Jewell made the announcement this morning at the start of the White House Roundtable on Water Innovation, a discussion panel tasked with thinking up ways to engage the private sector and increase private investment in critical water infrastructure projects.

“We know the federal government doesn’t have all the answers, we don’t pretend to,” Jewell said to an audience of private sector stakeholders. “But we want to be effective, efficient partners with you to stretch every dollar we have with every dollar you have to maximum (the) benefit” of this effort.

“I think it’s going to take some bold action. It’s going to take some collaboration, because we do not have enough water in the places that we need it most,” she continued. But she added she thinks it’s “fair to say that when it begins to impact economies, and we do see that in some communities, it wakes everybody up.”

The Center will focus on three areas of need:

  • Increasing water exchanges and transfers in the West.
  • Improving water infrastructure nationwide – particularly where leaks are causing tremendous water loss – and fresh water storage capacity in drought prone areas.
  • Expanding the use of development mitigation banking projects to engage private stakeholders in wildlife and water conservation projects, as proposed by the Obama administration last month.
  •  
    Jewell said DOI already offers grants for some of these activities, and will be investing in desalinization technology and strategies to maximize the utility of existing stocks of fresh water through the Center.
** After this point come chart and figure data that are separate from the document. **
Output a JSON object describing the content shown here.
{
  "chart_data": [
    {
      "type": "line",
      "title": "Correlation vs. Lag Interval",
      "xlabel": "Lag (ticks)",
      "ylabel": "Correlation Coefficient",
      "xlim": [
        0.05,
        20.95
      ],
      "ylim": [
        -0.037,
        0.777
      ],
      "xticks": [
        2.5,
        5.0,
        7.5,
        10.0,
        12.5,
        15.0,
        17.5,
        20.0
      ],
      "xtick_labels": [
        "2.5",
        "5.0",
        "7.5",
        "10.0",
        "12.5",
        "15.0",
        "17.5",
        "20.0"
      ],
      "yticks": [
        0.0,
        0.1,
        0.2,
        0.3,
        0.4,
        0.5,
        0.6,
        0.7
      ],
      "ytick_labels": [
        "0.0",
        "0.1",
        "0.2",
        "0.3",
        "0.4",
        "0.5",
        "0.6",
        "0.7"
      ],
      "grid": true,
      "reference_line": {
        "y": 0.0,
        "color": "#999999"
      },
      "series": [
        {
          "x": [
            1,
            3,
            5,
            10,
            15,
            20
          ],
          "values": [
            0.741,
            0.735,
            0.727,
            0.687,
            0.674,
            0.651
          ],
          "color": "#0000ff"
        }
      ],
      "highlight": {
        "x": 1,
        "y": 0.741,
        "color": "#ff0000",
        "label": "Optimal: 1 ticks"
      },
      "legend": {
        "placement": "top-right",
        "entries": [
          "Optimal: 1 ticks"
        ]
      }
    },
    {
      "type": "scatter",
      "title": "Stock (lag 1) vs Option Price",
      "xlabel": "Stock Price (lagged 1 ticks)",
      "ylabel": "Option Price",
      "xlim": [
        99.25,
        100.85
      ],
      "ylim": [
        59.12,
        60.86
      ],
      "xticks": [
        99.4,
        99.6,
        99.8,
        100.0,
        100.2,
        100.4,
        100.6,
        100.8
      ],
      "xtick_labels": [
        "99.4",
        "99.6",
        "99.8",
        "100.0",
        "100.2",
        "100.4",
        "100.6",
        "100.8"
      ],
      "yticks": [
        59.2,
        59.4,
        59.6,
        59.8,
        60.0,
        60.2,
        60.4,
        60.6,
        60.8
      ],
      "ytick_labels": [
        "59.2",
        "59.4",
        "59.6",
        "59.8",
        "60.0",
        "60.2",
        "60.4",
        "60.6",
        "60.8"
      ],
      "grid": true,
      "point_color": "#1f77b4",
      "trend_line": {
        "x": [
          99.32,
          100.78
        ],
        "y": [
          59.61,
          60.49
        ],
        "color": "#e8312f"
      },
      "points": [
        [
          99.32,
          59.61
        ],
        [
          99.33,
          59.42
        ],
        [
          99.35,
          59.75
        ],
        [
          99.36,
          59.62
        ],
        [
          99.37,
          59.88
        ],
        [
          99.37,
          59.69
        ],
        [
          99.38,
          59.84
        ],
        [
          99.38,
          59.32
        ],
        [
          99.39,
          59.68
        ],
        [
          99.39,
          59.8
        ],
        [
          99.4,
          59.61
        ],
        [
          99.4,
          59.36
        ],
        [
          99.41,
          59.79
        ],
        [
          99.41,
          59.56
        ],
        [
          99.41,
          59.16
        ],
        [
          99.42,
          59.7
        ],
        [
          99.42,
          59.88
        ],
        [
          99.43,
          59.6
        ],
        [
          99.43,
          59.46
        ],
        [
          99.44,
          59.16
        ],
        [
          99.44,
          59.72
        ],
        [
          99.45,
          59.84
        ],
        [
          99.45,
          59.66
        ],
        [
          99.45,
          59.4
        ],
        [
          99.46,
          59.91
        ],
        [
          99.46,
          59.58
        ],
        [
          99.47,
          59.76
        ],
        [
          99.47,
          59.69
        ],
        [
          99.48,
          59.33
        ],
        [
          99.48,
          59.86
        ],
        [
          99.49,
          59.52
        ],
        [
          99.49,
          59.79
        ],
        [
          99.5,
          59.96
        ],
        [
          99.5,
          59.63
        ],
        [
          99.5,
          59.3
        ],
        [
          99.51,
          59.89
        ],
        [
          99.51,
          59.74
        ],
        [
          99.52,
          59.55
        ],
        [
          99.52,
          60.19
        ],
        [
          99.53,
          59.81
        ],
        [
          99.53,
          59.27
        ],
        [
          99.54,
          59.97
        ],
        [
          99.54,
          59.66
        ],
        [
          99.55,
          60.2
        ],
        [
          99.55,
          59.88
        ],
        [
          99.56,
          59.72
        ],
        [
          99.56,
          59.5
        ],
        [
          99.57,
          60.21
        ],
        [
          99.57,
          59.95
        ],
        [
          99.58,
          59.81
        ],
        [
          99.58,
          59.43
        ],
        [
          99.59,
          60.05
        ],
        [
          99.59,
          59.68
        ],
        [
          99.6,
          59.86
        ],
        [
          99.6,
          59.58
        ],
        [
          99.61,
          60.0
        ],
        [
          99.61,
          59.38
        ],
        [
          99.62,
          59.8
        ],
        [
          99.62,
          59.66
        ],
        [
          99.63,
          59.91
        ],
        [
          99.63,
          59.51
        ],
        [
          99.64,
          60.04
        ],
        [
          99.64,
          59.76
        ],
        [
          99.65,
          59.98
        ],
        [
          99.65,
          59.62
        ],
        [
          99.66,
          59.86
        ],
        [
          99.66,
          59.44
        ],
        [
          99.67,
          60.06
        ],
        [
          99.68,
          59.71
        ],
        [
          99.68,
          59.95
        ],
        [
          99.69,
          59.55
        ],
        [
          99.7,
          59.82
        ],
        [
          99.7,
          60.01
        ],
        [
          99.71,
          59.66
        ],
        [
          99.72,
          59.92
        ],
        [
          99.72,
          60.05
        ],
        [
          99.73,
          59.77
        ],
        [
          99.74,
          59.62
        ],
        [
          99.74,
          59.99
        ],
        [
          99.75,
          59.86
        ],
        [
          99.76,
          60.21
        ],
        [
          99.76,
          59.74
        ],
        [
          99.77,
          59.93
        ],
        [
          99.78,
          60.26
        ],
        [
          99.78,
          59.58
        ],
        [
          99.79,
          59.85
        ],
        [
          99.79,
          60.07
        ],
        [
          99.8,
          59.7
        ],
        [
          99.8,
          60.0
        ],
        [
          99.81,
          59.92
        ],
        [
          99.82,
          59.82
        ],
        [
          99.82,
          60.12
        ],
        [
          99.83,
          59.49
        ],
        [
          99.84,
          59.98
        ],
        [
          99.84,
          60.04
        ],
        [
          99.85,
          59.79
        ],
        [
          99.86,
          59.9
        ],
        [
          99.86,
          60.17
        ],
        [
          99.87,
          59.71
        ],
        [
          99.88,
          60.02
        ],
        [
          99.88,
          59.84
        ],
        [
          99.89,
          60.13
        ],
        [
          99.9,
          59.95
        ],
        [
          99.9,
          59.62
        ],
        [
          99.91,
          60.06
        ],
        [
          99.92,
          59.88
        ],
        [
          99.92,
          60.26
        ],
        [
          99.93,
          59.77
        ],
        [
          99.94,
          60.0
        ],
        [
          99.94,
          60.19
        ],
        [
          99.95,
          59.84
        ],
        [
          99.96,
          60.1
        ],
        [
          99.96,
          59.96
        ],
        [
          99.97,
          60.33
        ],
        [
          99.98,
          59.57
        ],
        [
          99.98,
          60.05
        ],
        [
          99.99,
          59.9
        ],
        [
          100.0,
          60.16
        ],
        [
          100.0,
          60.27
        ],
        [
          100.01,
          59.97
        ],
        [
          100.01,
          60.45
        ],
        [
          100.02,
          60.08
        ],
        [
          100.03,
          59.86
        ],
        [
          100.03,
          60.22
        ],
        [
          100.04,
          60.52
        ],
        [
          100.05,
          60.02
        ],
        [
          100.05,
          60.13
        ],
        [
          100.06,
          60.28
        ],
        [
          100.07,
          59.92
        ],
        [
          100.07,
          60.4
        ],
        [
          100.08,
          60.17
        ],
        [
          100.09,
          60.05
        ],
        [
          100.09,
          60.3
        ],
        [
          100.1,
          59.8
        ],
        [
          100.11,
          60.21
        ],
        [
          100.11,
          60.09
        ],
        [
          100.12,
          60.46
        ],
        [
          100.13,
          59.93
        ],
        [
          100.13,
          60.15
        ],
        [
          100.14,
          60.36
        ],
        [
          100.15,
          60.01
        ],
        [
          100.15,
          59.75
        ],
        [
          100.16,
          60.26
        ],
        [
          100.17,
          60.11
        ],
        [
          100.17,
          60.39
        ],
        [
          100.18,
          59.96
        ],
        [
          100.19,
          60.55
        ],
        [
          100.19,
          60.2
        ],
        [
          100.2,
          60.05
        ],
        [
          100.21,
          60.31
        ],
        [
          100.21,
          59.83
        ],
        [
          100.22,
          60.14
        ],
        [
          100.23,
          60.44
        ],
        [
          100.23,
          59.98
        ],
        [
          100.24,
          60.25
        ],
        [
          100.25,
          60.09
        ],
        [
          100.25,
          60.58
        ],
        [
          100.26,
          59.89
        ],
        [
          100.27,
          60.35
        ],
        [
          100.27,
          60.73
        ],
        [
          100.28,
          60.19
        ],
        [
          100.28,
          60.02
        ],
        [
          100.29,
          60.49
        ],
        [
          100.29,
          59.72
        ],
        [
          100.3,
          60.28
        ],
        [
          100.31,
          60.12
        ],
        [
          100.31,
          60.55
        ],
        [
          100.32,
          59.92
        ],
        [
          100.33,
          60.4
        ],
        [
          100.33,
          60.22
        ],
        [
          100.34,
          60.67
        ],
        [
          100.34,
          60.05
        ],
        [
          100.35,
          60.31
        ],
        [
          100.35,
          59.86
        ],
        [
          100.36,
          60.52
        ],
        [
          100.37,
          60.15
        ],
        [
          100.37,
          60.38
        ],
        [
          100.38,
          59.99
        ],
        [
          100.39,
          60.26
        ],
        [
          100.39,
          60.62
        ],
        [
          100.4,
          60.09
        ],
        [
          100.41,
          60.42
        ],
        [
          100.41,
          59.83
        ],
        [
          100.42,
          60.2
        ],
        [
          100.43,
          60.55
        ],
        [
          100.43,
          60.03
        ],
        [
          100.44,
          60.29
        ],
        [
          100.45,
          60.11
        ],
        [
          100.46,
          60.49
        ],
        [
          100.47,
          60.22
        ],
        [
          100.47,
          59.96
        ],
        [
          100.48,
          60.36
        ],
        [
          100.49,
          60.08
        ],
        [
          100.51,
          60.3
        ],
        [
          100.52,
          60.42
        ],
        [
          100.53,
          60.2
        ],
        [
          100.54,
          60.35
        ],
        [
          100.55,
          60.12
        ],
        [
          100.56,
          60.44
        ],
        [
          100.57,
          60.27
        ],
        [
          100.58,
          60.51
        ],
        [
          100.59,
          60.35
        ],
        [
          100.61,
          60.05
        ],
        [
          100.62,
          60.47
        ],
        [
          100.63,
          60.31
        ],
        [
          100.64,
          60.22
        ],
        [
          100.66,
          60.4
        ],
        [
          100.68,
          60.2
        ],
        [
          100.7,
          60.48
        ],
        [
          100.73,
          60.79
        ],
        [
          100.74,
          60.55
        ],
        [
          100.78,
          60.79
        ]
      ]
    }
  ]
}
    Is conservation high on your list of things to watch? As news happens, you’ll find it on Agri-Pulse. Sign up for a four-week free trial subscription.

    Conservation and wildlife groups, such as the Theodore Roosevelt Conservation Partnership and Trout Unlimited, applauded DOI’s announcement in a release.  

    “I commend Sec. Jewell for creating the Natural Resource Investment Center to bring about more collaboration and identify new, non-federal funding sources that make existing investments in conservation go even further,” Whit Fosburgh, president and CEO of TRCP, said. “Clearly, the administration is taking the concerns of hunters and anglers seriously and responding to the increasing threat of drought in the United States.”

    Scott Yates, director of Trout Unlimited’s Western Water and Habitat program, said his group was “pleased that the administration is giving water stakeholders in the West more tools for creatively responding to the challenges of drought and a changing climate.”

    The Center is part of the Obama administration’s Build America Investment Initiative, which supports federal investment in public infrastructure projects.